İslami Hilafet konusu, büyük bir iştir ve şanı da yücedir. Öyle Hilafetin kurulması, saptırıcı basın ve medyanın alay edeceği bir haber olmamalıdır. Aksine Hilafetin kurulması, Allah’ın izniyle uluslararası dengeleri alt üst eden, tarihin yönü ve çehresini değiştiren şiddetli bir deprem etkisi yaratacaktır. Şüphesiz Hilafet, Rasûlullah SallAllahu Aleyhi ve Sellem’in müjdelediği gibi Nübüvvet metodu üzere Raşidi Hilafet olarak geri dönecektir. Onun için onu kuranlar, ilk Raşidi Hilafeti kuranlar gibi takvalı ve tertemiz olacaklardır. Ümmeti sevecekler, ümmet de onları sevecek. Ümmete dua edecekler, ümmet de onlara dua edecek. Onlar ümmete ümmet de onlara kavuşmaktan mutlu olacak. Ümmetin arasında bulunmaktan nefret etmeyecekler. İşte Nübüvvet metodu üzere kurulacak Hilafet sahipleri böyle olacaklardır. Allah Subhânehu ve Teâlâ, Hilafeti, Hilafete ehil olan kimselere bahşedecektir. Biz, ona ehil olmayı Allah’tan ümit ediyor ve onun kurulmasını bize nasip eylemesini temenni ediyoruz.

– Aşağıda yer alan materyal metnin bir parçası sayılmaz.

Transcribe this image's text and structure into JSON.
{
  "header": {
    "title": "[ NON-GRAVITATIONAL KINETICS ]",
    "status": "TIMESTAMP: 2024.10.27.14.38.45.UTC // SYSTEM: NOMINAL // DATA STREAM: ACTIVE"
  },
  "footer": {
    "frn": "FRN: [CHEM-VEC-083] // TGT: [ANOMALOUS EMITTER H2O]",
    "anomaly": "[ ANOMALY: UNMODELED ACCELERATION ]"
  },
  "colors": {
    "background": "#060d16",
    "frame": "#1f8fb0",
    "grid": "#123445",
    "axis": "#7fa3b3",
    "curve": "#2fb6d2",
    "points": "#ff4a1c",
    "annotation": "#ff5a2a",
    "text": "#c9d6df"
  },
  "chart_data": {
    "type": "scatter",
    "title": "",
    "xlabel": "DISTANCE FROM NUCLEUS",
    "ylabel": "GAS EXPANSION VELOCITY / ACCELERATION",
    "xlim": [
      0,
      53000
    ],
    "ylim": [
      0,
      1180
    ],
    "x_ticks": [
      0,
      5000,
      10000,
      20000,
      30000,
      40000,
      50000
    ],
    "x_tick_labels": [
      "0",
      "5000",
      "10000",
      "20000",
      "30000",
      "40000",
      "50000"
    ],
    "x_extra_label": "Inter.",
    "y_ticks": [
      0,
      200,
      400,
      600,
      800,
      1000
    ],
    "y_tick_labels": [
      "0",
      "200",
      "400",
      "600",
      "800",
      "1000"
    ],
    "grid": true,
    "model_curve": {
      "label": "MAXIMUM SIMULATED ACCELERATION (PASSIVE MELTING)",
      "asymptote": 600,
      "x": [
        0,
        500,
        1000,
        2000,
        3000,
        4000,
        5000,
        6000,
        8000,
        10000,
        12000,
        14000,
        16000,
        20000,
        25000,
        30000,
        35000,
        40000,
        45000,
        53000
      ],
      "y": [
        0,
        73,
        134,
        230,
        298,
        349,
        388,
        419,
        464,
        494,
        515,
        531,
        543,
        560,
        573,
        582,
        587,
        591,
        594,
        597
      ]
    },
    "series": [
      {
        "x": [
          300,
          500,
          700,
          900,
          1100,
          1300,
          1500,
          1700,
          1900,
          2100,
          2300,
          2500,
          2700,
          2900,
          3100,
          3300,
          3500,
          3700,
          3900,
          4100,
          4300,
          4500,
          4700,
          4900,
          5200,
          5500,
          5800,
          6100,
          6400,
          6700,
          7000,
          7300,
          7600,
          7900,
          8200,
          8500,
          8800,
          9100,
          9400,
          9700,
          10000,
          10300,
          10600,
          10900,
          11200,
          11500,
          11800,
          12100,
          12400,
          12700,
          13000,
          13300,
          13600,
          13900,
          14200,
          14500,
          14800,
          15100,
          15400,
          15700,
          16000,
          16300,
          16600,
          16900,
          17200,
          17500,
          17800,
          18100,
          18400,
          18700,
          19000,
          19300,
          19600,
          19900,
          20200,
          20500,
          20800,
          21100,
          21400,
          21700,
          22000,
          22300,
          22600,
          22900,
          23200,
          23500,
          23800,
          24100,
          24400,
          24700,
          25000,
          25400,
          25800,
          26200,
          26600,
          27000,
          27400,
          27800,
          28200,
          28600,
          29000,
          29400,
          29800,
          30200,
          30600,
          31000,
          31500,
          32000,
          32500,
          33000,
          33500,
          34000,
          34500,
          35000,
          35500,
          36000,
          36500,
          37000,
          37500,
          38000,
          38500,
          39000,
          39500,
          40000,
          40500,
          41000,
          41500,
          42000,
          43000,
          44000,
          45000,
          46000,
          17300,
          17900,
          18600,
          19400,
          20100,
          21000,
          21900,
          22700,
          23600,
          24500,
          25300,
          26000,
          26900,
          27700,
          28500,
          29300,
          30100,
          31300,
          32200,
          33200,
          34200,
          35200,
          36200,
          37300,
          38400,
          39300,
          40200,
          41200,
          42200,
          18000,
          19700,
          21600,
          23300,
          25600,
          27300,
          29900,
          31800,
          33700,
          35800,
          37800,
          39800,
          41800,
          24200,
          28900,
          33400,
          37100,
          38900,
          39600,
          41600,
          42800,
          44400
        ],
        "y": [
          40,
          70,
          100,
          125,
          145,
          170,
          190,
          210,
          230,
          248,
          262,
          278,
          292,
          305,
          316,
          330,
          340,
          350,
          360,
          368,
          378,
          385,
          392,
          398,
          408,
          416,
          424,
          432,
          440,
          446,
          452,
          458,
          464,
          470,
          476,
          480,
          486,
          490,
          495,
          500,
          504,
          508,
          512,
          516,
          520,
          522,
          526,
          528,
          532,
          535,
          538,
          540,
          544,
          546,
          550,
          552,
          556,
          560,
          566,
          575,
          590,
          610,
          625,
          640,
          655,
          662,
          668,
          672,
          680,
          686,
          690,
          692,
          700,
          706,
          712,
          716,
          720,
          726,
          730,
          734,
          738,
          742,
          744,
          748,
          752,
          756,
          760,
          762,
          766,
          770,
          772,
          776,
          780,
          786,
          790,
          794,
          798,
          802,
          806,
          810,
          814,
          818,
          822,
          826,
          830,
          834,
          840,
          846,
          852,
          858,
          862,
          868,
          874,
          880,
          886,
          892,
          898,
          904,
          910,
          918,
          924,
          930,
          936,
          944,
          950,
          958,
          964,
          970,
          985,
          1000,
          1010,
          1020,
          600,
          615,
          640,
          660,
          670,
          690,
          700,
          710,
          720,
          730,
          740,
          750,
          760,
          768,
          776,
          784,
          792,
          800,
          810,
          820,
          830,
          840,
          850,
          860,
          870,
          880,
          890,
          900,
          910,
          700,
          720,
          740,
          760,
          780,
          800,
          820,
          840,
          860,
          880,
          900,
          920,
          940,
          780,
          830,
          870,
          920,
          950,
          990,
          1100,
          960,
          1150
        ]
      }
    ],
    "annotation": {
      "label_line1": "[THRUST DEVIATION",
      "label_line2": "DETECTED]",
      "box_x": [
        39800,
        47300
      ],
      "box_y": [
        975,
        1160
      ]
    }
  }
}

فَاسْتَبْشِرُوا بِبَيْعِكُمُ الَّذِي بَايَعْتُمْ بِهِ“O hâlde, yapmış olduğunuz bu alışverişten dolayı sevinin.” [Tevbe 111] Allah’tan ümidi kesmeyin. Ey değerli kardeşlerim! Şüphesiz Allah Subhânehu ve Teâlâ, bu uğurda sarf edilen amelleri zayi etmez. Yaptığınız duaları da yanıtsız bırakmaz. Ümidinizi de boşa çıkarmaz. Bu yüzden çok daha fazla çaba ve gayret sarf ederek bize yardımcı olun. Allah için hayır yapın ki, Allah da mükâfatınızı artırsın. Sakın sizi doğru ve ciddi çalışmaktan boş sözler alıkoymasın.
es Selamu Aleykum ve Rahmetullahi ve Berakâtuh
H.03 Ramazan 1435 M. 01 Temmuz 2014
Kardeşiniz.”
Umarım bu yeterli olur. Allah, sizi muvaffak etsin ve size yardımcı olsun. Bizi ve sizi işlerin en doğrusuna ulaştırsın.